I was hired to help develop a scalable library to facilitate internal experimentation of different neural stimulation paradigms to discover different possible sensations. Later, this code will serve as the foundation of the software development kit (SDK), which will be deployed alongside Afference products.
Development
I was tasked with developing the layer of the software stack responsible for translating digital interactions—such as pressing a button in virtual reality—into stimulation parameters understood by the device firmware to accurately simulate that specific interaction. The science underneath this software was informed by haptic research developed by the CTO. To better understand this research, I began by creating a Python model using libraries such as NumPy, SciPy, and Matplotlib, allowing me to visualize how adjusting different variables impacted the resulting stimulation paradigms.

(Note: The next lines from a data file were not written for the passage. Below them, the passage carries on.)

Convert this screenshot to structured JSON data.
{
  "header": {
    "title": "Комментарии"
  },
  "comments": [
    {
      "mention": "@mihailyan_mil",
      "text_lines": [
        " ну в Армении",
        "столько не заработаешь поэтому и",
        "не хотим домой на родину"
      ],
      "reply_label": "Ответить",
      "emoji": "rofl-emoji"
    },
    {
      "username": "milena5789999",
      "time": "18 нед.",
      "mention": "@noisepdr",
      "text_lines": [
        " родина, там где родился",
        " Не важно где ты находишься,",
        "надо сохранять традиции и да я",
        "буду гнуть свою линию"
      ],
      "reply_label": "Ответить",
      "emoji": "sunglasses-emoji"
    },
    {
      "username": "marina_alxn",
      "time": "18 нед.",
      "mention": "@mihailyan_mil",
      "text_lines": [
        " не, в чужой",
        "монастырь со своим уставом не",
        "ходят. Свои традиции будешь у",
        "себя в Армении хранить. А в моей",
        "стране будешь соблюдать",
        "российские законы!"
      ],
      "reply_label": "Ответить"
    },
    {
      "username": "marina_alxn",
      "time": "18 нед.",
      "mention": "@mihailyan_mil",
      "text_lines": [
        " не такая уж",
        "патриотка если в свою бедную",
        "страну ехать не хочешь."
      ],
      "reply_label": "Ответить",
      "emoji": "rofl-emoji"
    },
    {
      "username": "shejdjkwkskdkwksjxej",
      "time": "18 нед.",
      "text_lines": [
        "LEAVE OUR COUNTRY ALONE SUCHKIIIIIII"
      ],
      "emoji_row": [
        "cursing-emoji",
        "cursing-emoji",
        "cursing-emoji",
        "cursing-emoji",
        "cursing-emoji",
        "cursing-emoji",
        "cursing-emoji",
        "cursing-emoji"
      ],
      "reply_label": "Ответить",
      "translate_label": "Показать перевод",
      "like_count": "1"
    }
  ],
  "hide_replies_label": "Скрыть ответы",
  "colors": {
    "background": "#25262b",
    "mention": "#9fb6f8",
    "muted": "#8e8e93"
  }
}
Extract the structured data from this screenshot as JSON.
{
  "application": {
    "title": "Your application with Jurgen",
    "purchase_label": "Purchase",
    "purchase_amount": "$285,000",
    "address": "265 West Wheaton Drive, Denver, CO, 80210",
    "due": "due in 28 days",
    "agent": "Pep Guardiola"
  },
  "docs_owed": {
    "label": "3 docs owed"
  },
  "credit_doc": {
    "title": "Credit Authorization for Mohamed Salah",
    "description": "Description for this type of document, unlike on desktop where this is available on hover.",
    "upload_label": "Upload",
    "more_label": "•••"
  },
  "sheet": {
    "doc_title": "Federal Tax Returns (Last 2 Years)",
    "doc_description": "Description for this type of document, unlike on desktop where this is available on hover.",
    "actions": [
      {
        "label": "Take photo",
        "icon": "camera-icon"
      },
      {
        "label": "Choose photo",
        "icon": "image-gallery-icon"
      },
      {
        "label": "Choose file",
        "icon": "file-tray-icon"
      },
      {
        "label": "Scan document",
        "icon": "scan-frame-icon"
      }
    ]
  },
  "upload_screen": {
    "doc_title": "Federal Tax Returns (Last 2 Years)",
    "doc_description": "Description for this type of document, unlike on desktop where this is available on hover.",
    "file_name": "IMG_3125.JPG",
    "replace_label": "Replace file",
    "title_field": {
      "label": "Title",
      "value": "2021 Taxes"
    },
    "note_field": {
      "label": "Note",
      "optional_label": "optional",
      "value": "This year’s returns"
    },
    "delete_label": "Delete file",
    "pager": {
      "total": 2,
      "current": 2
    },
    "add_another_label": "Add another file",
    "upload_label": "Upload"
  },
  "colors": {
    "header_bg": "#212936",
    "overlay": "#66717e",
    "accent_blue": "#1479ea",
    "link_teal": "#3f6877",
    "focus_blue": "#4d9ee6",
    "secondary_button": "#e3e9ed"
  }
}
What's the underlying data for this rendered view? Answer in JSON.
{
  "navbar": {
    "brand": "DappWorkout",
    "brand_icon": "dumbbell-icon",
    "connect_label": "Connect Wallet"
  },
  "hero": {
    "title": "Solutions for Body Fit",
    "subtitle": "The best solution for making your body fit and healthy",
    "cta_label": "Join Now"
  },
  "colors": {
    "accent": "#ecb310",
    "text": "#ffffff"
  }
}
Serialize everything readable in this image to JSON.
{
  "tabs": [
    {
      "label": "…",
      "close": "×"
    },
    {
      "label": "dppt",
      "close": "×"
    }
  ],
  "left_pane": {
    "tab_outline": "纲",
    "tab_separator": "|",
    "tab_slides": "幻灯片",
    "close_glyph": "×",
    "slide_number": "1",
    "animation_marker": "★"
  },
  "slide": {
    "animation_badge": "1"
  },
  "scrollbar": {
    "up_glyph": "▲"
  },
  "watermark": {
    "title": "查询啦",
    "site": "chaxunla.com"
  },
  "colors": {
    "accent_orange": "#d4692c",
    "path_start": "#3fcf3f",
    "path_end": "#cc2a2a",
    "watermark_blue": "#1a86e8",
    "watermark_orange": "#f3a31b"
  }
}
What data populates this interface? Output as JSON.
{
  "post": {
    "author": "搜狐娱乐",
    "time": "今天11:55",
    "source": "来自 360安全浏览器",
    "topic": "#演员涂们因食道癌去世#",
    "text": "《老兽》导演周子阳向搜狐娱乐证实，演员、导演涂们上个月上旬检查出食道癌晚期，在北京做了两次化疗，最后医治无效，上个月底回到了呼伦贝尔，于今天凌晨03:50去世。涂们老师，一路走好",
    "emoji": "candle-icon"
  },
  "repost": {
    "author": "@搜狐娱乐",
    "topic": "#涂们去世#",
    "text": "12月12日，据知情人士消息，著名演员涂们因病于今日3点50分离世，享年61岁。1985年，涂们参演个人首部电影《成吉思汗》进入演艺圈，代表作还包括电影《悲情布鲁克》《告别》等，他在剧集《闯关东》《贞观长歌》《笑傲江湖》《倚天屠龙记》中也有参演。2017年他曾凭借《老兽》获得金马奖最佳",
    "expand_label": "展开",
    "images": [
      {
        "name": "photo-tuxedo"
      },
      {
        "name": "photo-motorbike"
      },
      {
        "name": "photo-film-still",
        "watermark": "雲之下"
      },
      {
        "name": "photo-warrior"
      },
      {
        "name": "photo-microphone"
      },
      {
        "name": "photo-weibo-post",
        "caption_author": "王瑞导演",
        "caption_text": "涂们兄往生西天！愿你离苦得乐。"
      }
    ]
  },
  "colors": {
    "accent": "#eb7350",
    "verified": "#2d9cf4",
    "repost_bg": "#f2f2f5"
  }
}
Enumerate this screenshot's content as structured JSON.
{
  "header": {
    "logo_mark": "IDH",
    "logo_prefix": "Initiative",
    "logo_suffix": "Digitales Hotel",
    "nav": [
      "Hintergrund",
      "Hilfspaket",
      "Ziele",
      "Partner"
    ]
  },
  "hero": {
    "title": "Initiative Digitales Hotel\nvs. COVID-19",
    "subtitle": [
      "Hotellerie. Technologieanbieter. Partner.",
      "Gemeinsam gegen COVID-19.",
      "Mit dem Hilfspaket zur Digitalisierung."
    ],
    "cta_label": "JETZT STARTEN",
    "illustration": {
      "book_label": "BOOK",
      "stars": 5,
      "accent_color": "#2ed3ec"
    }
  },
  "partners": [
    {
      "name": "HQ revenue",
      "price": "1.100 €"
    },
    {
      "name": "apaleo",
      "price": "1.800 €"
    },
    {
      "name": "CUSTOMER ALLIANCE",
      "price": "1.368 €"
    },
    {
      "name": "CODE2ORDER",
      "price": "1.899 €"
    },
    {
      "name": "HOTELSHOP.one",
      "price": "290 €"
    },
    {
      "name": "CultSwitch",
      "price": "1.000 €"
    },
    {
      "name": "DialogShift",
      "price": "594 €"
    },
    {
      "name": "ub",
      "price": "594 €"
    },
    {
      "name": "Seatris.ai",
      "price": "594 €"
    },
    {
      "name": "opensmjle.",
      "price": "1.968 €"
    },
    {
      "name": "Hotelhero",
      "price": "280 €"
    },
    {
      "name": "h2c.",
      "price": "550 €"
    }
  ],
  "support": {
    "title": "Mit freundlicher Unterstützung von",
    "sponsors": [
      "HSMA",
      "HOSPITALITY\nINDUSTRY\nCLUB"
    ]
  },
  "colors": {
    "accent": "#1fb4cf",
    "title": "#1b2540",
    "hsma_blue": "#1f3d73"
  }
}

After gaining clarity through the Python model, I shifted my focus to Unity and C#, the platforms where the team had previously built several virtual reality and computer demos leveraging Afference haptics. In Unity, I designed and developed an internal tool that enabled users to transform any intensity curve into customized stimulation parameters for the Phantom, the Afference product shown below.
The original Unity application was a significant advancement, but it was limited to the specific hardware configuration and stimulation parameters of the Phantom device. It did not accommodate the variety of prototypes and plans for both past and future Afference wearables, such as the Afference Ring shown below.
To address these limitations, the natural next step was to build an object-oriented system capable of abstracting the wide range of possible hardware configurations and stimulation mechanisms. This level of abstraction is essential, as the system must handle scenarios where certain sensations cannot be produced consistently across multiple products due to varying hardware constraints.
To achieve this, the CTO and I collaborated on creating a new native C# library. I took the lead in establishing and organizing the GitHub repository, and we utilized UML diagrams to reach a shared understanding of the system design. A project of this scale required careful consideration of the entire user experience of the SDK, including designing an intuitive API entry point and determining which features should be exposed or hidden from users.
Reflections
I learned so much not only about robust object-oriented programming, but also the importance of best practices that often get overlooked: repository organization, clear commenting, rigorous documentation and diagramming, and establishing coding conventions. Ignoring these best practices significantly raises the risk of accumulating technical debt, a serious issue that several big companies suffer from.